Piazza San Michele is located in a densely populated low-income fringe area of the city of Cagliari. Even in its decayed conditions, it was used by the population especially as a spontaneous street market.
The project was based on the analysis of the geometric, spatial and architectural components that characterized the exisiting urban space. The design choices were inspired by the following general criteria:
recognizability of urban space; flexibility of use in order to return the square to public use at different times of day and in various seasons of the year; safeguarding the exisiting green areas; maintenance of existing trees; use of resistant and durable materials and equipment requiring little maintenance; suitability of paved surfaces for different uses and stresses, regardless of prohibitions and impediments; choice of materials and processes that do not involve the consumption of non-renewable raw materials.
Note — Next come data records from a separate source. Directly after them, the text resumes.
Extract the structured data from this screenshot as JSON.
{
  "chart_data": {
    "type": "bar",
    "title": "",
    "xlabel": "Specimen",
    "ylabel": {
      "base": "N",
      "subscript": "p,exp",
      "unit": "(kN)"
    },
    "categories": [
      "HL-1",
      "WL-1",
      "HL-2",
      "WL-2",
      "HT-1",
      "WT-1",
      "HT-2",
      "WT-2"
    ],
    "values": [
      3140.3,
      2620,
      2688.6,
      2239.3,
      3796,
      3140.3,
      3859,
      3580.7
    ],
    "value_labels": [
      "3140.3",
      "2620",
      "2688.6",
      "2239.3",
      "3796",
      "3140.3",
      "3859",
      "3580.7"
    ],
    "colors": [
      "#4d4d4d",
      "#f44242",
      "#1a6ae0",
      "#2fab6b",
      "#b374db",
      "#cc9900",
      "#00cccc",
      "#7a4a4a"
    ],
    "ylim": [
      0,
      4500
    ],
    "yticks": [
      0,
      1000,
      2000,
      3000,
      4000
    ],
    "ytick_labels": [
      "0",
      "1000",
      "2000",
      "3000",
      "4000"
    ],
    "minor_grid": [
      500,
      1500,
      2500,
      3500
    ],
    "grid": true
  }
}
The new design for Piazza San Michele was based on the key geometric and spatial components that characterize the urban space, in particular the axes of the original route of Via Abruzzi, which crossed the square until the '70s, and the church as well as the area defined by the tree canopies. The main axes cross the oval of the urban space creating the main accesses that identify the green areas that surround the square. In front of the church the oval generates a series of slightly curved walls that redefine the relationship between the square and the church entry on a higher level.
The result is a strongly characterized design capable of reorganizing the various elements in a unified way used and respected by the local resident population.